The conference will aim to make progress on the issue of Palestinian statehood.
"I consider the Middle East conference to be a useful event, and I hope that the participants will achieve a positive result," he told a news conference after talks with Italian Prime Minister Romano Prodi.
Prodi said he also hoped that the participants in the Annapolis meeting would make every effort to achieve results at the conference.
The leaders of Egypt, Jordan and the Palestinian National Authority met on Thursday ahead of a broader Arab summit on Friday to coordinate positions for the U.S.-sponsored Middle East peace conference, and said they were optimistic about the upcoming talks.
President Hosni Mubarak held separate meetings with Palestinian President Mahmoud Abbas and King Abdullah II of Jordan in the Red Sea resort town of Sharm el-Sheikh.
"The three leaders agreed that there are grounds for optimism with respect to the upcoming meeting in Annapolis," an Egyptian presidential spokesman said, adding they hoped the meeting would live up to the Arabs countries' expectations.

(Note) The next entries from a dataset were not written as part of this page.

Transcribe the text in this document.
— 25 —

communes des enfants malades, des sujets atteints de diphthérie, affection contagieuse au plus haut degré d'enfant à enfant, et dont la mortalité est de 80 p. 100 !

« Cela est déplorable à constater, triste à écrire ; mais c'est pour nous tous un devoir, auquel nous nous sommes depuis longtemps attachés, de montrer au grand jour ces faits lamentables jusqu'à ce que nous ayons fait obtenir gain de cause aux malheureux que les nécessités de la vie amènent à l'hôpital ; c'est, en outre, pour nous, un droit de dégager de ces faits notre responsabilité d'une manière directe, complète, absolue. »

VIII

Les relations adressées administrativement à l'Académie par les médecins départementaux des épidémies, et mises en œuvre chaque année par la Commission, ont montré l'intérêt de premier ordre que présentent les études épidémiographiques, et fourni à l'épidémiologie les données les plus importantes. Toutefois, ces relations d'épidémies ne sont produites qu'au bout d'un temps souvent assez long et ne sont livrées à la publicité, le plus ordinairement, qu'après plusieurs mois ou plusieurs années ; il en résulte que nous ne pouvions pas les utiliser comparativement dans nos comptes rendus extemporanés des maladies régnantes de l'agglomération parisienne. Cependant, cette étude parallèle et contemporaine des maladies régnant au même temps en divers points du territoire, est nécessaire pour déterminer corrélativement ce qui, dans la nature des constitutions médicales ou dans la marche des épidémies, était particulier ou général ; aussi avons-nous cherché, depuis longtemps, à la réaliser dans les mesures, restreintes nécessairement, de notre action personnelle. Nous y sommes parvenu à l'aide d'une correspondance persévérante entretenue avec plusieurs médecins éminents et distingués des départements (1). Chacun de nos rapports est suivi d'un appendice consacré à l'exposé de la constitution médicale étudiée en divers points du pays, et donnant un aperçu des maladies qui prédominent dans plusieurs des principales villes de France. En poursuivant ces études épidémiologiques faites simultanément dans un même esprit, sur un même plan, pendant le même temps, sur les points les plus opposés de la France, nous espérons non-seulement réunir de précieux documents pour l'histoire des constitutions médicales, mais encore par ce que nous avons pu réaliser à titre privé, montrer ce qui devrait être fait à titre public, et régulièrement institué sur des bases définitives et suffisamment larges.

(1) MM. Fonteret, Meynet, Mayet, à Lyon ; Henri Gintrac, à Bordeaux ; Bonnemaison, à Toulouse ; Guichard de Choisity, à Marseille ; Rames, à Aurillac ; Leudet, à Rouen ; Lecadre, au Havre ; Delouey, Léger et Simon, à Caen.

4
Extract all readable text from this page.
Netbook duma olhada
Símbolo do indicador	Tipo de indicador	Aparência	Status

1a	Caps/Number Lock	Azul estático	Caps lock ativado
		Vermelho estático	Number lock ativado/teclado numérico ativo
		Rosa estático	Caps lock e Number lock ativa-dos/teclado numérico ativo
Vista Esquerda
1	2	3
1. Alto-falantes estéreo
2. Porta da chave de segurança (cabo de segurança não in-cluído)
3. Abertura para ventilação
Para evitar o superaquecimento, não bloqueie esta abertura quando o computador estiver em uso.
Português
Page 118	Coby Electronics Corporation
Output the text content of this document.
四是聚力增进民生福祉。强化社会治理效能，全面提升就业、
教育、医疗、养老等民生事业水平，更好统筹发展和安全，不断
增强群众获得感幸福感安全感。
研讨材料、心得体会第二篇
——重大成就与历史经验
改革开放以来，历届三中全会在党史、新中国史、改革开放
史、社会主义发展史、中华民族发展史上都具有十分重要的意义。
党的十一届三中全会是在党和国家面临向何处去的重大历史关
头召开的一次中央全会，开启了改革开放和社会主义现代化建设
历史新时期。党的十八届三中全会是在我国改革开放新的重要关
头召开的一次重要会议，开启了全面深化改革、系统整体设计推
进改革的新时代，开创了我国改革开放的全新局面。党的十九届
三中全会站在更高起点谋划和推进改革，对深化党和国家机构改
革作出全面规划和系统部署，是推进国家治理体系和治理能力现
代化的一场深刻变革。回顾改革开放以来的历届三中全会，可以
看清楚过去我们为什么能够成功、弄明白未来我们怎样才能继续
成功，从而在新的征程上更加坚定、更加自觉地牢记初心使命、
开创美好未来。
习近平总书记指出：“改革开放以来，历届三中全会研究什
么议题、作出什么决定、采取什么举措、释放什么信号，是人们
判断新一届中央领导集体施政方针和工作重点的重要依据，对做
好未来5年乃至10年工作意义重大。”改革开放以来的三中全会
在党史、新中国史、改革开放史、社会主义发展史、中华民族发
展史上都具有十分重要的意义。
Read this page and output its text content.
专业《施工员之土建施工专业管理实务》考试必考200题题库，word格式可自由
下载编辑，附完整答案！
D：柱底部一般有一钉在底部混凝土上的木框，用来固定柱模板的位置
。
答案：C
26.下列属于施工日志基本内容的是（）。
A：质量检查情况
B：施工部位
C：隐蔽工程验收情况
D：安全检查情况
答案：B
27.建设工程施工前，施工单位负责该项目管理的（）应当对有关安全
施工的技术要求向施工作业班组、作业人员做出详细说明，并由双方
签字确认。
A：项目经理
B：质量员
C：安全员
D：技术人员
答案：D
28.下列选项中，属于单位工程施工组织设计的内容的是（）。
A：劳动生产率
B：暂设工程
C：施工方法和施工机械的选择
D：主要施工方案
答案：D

Arab leaders have expressed doubts over the conference, demanding a more specific agenda and questioning whether it will be effective given the current outbreak of violence in the region.
Egypt is the only Arab state to have confirmed its participation in the U.S.-hosted meeting.
Syria said it would take part if the conference addressed the return of the Golan Heights seized by Israel in 1967.
The Palestinians want a detailed agreement specifying each party's commitment concerning key points, such as future borders, the status of Jerusalem, Palestinian refugees, and Israeli settlements. Israel is looking for a more general guideline.
Israel has sought to retain control over East Jerusalem and key settlements in the West Bank as part of an eventual agreement.
Israel's prime minister, Ehud Olmert, said on Tuesday following a meeting with the Egyptian president that he expected a final peace deal to be signed with the Palestinians in 2008 shortly after the conference in the U.S.